PCR teaching kit (including templates and primers)
This kit contains all the reagents required to complete the PCR reaction, and can be used for teaching and research in PCR experiments. The template is plasmid DNA; Primers are upstream and downstream primers designed based on the plasmid DNA sequence; two × Taq PCR MasterMix includes Taq DNA polymerase, dNTPs, MgCl2, reaction buffer, enhancer and optimizer for PCR reaction, and stabilizer. When in use, PCR reaction can be carried out by adding the necessary primers and templates for the experiment, which can minimize human error and has the advantages of fast, simple, and good stability. After using this reagent kit for PCR reaction, the PCR product size should be 2000bp.
Component specification concentration
Template 30 μ L 10ng/ μ L
Upstream primer (2000 FW) 30 μ L 10 μ M
Downstream primer (2000 RV) 30 μ L 10 μ M
two × Taq PCR MasterMix (with dye) 2 × five hundred μ L-
Deionized water 1mL-
Storage: -20 ℃, valid for one year.
Completely melt the template, primer, and 2 in an ice bath × Taq PCR MasterMix, mix well and quickly shake and centrifuge to collect the solution at the bottom of the tube.
Prepare the reaction system in a 0.2mL PCR tube according to the following table:
Component 50 μ L reaction system dosage
Upstream primer (2000FW) 10 μ M 1 μ L
Downstream primer (2000RV) 10 μ M 1 μ L
Template 1 μ L
two × Taq PCR MasterMix 25 μ L
Water 22 μ L
Collect the reaction solution to the bottom of the tube by rapid centrifugation.
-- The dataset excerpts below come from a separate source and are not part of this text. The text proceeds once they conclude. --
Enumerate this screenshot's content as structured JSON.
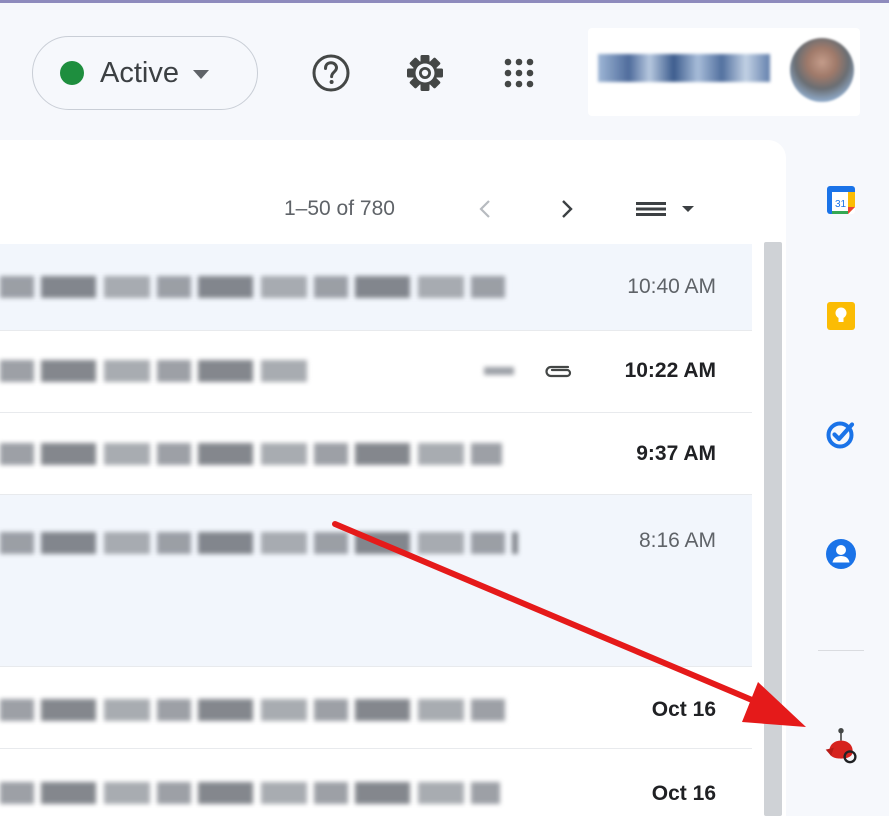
{
  "status": {
    "label": "Active",
    "color": "#1e8e3e"
  },
  "topbar": {
    "help_icon": "help-circle-icon",
    "settings_icon": "gear-icon",
    "apps_icon": "apps-grid-icon"
  },
  "pagination": {
    "range": "1–50 of 780"
  },
  "emails": [
    {
      "time": "10:40 AM",
      "unread": false,
      "attachment": false
    },
    {
      "time": "10:22 AM",
      "unread": true,
      "attachment": true
    },
    {
      "time": "9:37 AM",
      "unread": true,
      "attachment": false
    },
    {
      "time": "8:16 AM",
      "unread": false,
      "attachment": false
    },
    {
      "time": "Oct 16",
      "unread": true,
      "attachment": false
    },
    {
      "time": "Oct 16",
      "unread": true,
      "attachment": false
    }
  ],
  "side_panel": {
    "calendar_date": "31",
    "apps": [
      "calendar-icon",
      "keep-icon",
      "tasks-icon",
      "contacts-icon",
      "addon-icon"
    ]
  },
  "colors": {
    "accent_red": "#e51a1a",
    "keep_yellow": "#fbbc04",
    "google_blue": "#1a73e8"
  }
}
If the PCR instrument is not heated by a hot cap, add 25 more μ L mineral oil.
Perform the following program on the PCR instrument:
Step Temperature Time Cycles
Initial denaturation at 94 ℃ for 5 minutes 1
Denaturation 94 ℃ 30sec 30
Annealing at 54 ℃ for 30 seconds
Extend 72 ℃ for 2 minutes
Final extension at 72 ℃ for 5 minutes 1
After the reaction, take 5mL of reaction solution and conduct electrophoresis on 1% agarose gel to observe the banding.